Dams and spillways can be very productive areas for catching largemouth bass. The larger dams with faster moving current are typically better places to fish for smallmouth bass and striped bass, but the smaller dams that have some slack water or current breaks along the sides of the dam will hold some largemouth bass.
Spillways are Better
Spillways tend to be better than dams for largemouth bass. Whether you are fishing a lake, pond or river, a spillway can provide some excellent largemouth bass fishing after a rain. On some waters, a very heavy rain will muddy the lake up so much that fishing becomes extremely difficult unless you have access to a spillway. Most spillway areas will have very murky water, but it doesn’t seem to matter too much to the bass. The spillways are like a buffet for fish. Insets and worms get pushed into these spillways, which brings in all kinds of fish. Largemouth bass come into the area to find an easy meal and they can be extremely easy to catch at times.
Go Right After the Rain
Some of the best spillways are found in ponds or smaller lakes where it goes from a very minimal current or no current to a tiny waterfall. With this sudden surge of current, you can expect to find plenty of largemouth bass that will have moved into the area.

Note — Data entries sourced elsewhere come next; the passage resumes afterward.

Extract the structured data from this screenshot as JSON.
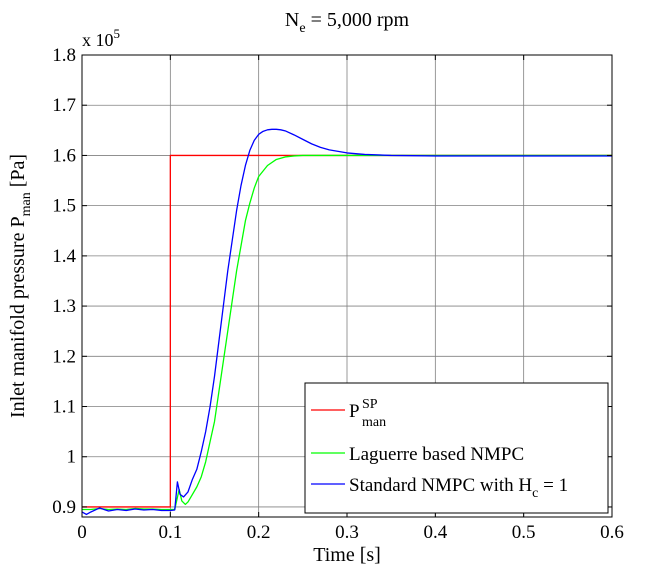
{
  "chart_data": {
    "type": "line",
    "title": {
      "base": "N",
      "sub": "e",
      "rest": " = 5,000 rpm"
    },
    "xlabel": "Time [s]",
    "ylabel": {
      "base": "Inlet manifold pressure P",
      "sub": "man",
      "rest": " [Pa]"
    },
    "y_multiplier": {
      "base": "x 10",
      "sup": "5"
    },
    "xlim": [
      0,
      0.6
    ],
    "ylim": [
      0.88,
      1.8
    ],
    "xticks": [
      0,
      0.1,
      0.2,
      0.3,
      0.4,
      0.5,
      0.6
    ],
    "xtick_labels": [
      "0",
      "0.1",
      "0.2",
      "0.3",
      "0.4",
      "0.5",
      "0.6"
    ],
    "yticks": [
      0.9,
      1.0,
      1.1,
      1.2,
      1.3,
      1.4,
      1.5,
      1.6,
      1.7,
      1.8
    ],
    "ytick_labels": [
      "0.9",
      "1",
      "1.1",
      "1.2",
      "1.3",
      "1.4",
      "1.5",
      "1.6",
      "1.7",
      "1.8"
    ],
    "grid": true,
    "legend_position": "bottom-right",
    "series": [
      {
        "name": {
          "base": "P",
          "sub": "man",
          "sup": "SP",
          "rest": ""
        },
        "color": "#ff0000",
        "x": [
          0,
          0.1,
          0.1,
          0.6
        ],
        "y": [
          0.9,
          0.9,
          1.6,
          1.6
        ]
      },
      {
        "name": {
          "base": "Laguerre based NMPC",
          "sub": "",
          "sup": "",
          "rest": ""
        },
        "color": "#00ff00",
        "x": [
          0,
          0.01,
          0.02,
          0.03,
          0.04,
          0.05,
          0.06,
          0.07,
          0.08,
          0.09,
          0.1,
          0.105,
          0.11,
          0.113,
          0.117,
          0.12,
          0.125,
          0.13,
          0.135,
          0.14,
          0.145,
          0.15,
          0.155,
          0.16,
          0.165,
          0.17,
          0.175,
          0.18,
          0.185,
          0.19,
          0.195,
          0.2,
          0.21,
          0.22,
          0.23,
          0.24,
          0.25,
          0.27,
          0.3,
          0.35,
          0.4,
          0.5,
          0.6
        ],
        "y": [
          0.895,
          0.895,
          0.897,
          0.895,
          0.896,
          0.895,
          0.897,
          0.896,
          0.896,
          0.895,
          0.895,
          0.895,
          0.935,
          0.912,
          0.905,
          0.91,
          0.925,
          0.94,
          0.96,
          0.99,
          1.03,
          1.07,
          1.13,
          1.19,
          1.25,
          1.31,
          1.37,
          1.42,
          1.47,
          1.505,
          1.535,
          1.558,
          1.58,
          1.592,
          1.597,
          1.599,
          1.6,
          1.6,
          1.6,
          1.6,
          1.6,
          1.6,
          1.6
        ]
      },
      {
        "name": {
          "base": "Standard NMPC with H",
          "sub": "c",
          "sup": "",
          "rest": " = 1"
        },
        "color": "#0000ff",
        "x": [
          0,
          0.005,
          0.01,
          0.02,
          0.03,
          0.04,
          0.05,
          0.06,
          0.07,
          0.08,
          0.09,
          0.1,
          0.105,
          0.108,
          0.111,
          0.115,
          0.12,
          0.125,
          0.13,
          0.135,
          0.14,
          0.145,
          0.15,
          0.155,
          0.16,
          0.165,
          0.17,
          0.175,
          0.18,
          0.185,
          0.19,
          0.195,
          0.2,
          0.205,
          0.21,
          0.215,
          0.22,
          0.225,
          0.23,
          0.24,
          0.25,
          0.26,
          0.27,
          0.28,
          0.3,
          0.32,
          0.35,
          0.4,
          0.45,
          0.5,
          0.6
        ],
        "y": [
          0.89,
          0.885,
          0.89,
          0.898,
          0.892,
          0.895,
          0.893,
          0.896,
          0.894,
          0.895,
          0.893,
          0.893,
          0.894,
          0.95,
          0.925,
          0.92,
          0.93,
          0.955,
          0.975,
          1.01,
          1.05,
          1.1,
          1.16,
          1.23,
          1.3,
          1.37,
          1.43,
          1.49,
          1.54,
          1.58,
          1.61,
          1.63,
          1.642,
          1.648,
          1.651,
          1.652,
          1.652,
          1.651,
          1.649,
          1.641,
          1.632,
          1.623,
          1.616,
          1.611,
          1.605,
          1.602,
          1.6,
          1.599,
          1.599,
          1.599,
          1.599
        ]
      }
    ]
  }
}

Go brighter or try using noisy lures or some lures with some flash to them. Bass will hit the darker colors with no noise or no flash, but being able to stand out in the murky water will usually help you get more bites.
Fish the Current Breaks
Depending on the size of the spillway and how much current you will have will dictate whether or not the current breaks are the best spots or not. In minimal current, largemouth bass will be found right in the current many times. However, if there is some decent current, try fishing the current breaks. That’s where a lot of largemouth bass will be resting as they watch for food to get pushed down towards them.